To answer my questions, I simply removed all qualities and properties that derive from space or time. There can surely be no size or shape where there is no space. Nor can there be any location. Whatever exists outside the universe can be neither here nor there. There can be no number without space, so existence must be absolute unity, undivided and indiscriminate, undifferentiated, an absolute one without other. Multipicity is impossible. Without time, there can be no change, no motion; no process or activity may occur. Existence must be immutable. Because it cannot change from one state to another, there can be no beginning or end of this existence. Such an existence may be or it may not be, but if it is not it cannot become, and if it is it may never cease. Therefore it is a necessary existence, an existence that is completely explained by the very nature of its being.

So you see, existence outside of time and space may only be described by the same terms that mystics have for ages used to describe (especially the monist) God. I found this insight to be quite striking. Outside of space and time, everything exists in the same "here" of space and the same "now" of time. This necessarily gives existence the character of potentiality, hidden and latent. Then, in the space-time bubble of the universe, all this existence, all this potential being is distributed across space and time so that it all has a given location in a given span of time. Thus unity is revealed as multiplicity, dynamic diversity and flux.

Is this not an intriguing happenstance? Perhaps what some of us have seen all throughout our history, and to which we have given the name, God, has been that essential truth of our reality: that all multiplicity derives from absolute unity.

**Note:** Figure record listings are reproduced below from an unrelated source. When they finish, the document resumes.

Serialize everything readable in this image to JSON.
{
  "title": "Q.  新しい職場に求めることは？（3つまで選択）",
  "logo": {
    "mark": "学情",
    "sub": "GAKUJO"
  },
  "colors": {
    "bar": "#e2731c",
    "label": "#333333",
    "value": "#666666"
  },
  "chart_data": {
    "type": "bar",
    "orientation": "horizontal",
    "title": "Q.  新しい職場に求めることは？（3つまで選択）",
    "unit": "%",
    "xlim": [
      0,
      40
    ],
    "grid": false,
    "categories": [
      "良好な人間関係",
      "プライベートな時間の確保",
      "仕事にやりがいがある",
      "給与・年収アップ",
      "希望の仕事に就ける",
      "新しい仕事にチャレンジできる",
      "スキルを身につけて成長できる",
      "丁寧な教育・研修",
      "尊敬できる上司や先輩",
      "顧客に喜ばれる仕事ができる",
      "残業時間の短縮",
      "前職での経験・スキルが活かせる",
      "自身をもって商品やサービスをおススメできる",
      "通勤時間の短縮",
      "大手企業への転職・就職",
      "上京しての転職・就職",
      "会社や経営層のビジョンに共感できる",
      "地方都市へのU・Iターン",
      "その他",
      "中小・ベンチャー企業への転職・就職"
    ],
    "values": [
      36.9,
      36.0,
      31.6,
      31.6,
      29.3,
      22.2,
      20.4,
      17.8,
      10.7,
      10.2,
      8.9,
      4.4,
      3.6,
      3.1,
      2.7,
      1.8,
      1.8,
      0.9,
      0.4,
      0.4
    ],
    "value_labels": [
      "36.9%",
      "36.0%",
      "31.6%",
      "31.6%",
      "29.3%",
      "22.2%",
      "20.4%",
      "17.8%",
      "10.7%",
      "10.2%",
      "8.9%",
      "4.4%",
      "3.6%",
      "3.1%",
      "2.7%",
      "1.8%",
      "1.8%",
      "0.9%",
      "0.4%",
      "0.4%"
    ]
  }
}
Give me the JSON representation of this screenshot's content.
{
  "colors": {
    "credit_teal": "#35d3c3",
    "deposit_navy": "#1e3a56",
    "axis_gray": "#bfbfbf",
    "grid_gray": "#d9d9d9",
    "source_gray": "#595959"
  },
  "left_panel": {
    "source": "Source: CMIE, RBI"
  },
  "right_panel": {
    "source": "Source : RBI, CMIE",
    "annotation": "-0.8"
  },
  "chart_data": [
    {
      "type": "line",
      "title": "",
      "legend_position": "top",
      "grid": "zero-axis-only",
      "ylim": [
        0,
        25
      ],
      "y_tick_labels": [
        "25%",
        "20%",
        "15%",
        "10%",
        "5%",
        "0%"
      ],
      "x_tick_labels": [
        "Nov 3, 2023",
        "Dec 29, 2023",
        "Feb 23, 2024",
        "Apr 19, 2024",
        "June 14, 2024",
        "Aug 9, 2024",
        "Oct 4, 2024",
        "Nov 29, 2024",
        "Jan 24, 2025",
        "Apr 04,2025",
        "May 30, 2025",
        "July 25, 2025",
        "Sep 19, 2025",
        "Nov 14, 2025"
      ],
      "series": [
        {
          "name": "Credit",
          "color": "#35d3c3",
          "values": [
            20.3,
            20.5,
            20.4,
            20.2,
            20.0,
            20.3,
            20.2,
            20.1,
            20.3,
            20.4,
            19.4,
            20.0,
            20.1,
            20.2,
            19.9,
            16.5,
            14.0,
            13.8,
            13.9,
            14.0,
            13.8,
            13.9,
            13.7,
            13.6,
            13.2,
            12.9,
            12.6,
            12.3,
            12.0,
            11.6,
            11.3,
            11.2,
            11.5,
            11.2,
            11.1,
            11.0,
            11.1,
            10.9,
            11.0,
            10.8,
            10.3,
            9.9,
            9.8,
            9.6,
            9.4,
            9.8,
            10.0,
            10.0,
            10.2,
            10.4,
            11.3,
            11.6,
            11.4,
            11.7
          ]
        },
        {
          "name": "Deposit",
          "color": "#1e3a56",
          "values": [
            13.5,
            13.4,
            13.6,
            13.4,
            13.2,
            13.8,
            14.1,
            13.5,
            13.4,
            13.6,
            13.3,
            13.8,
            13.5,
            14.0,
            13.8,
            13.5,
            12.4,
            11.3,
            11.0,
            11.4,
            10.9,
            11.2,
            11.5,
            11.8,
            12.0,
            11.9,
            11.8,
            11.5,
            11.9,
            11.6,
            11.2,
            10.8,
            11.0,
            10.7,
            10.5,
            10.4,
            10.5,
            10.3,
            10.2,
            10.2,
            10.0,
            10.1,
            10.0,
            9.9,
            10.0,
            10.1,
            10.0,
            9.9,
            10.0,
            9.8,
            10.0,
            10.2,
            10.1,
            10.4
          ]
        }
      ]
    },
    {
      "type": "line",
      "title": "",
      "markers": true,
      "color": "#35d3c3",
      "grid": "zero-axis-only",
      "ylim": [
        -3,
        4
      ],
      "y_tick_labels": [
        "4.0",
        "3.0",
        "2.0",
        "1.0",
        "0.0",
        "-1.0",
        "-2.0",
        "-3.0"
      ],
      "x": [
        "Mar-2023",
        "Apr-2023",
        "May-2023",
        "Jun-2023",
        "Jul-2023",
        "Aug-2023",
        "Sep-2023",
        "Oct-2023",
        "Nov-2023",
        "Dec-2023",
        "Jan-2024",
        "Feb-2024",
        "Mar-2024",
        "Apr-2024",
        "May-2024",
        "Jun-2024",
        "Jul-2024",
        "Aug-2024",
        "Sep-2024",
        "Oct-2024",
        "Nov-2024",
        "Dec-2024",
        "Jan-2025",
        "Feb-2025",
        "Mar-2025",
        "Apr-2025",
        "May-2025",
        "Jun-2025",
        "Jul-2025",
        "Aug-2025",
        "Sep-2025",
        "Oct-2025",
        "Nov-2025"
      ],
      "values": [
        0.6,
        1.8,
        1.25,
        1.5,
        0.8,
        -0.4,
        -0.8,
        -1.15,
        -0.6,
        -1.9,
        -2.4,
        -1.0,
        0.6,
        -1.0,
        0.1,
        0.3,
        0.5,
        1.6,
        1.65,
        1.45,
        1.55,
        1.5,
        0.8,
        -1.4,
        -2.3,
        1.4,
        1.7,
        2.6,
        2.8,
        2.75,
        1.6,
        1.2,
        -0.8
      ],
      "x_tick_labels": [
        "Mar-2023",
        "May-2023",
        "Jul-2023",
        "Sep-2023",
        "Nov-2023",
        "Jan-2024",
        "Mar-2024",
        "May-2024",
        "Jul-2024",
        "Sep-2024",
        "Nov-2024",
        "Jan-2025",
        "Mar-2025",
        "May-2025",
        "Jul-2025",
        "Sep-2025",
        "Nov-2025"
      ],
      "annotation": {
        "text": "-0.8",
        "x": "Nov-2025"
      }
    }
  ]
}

There is a mantra to this effect...

All that is is God.
God is all that is.
Nothing is that is not God.
What is not God is not.

Samm
 
jeeprs
 
Reply Mon 8 Mar, 2010 07:38 pm
@Reconstructo,
Beautiful thought indeed. Thank you. Actually that last verse of yours is very much like something from The Parmenides. So it is not only Eastern, this insight. It is amazing that the ancient sages had this insight into the very origins of everything.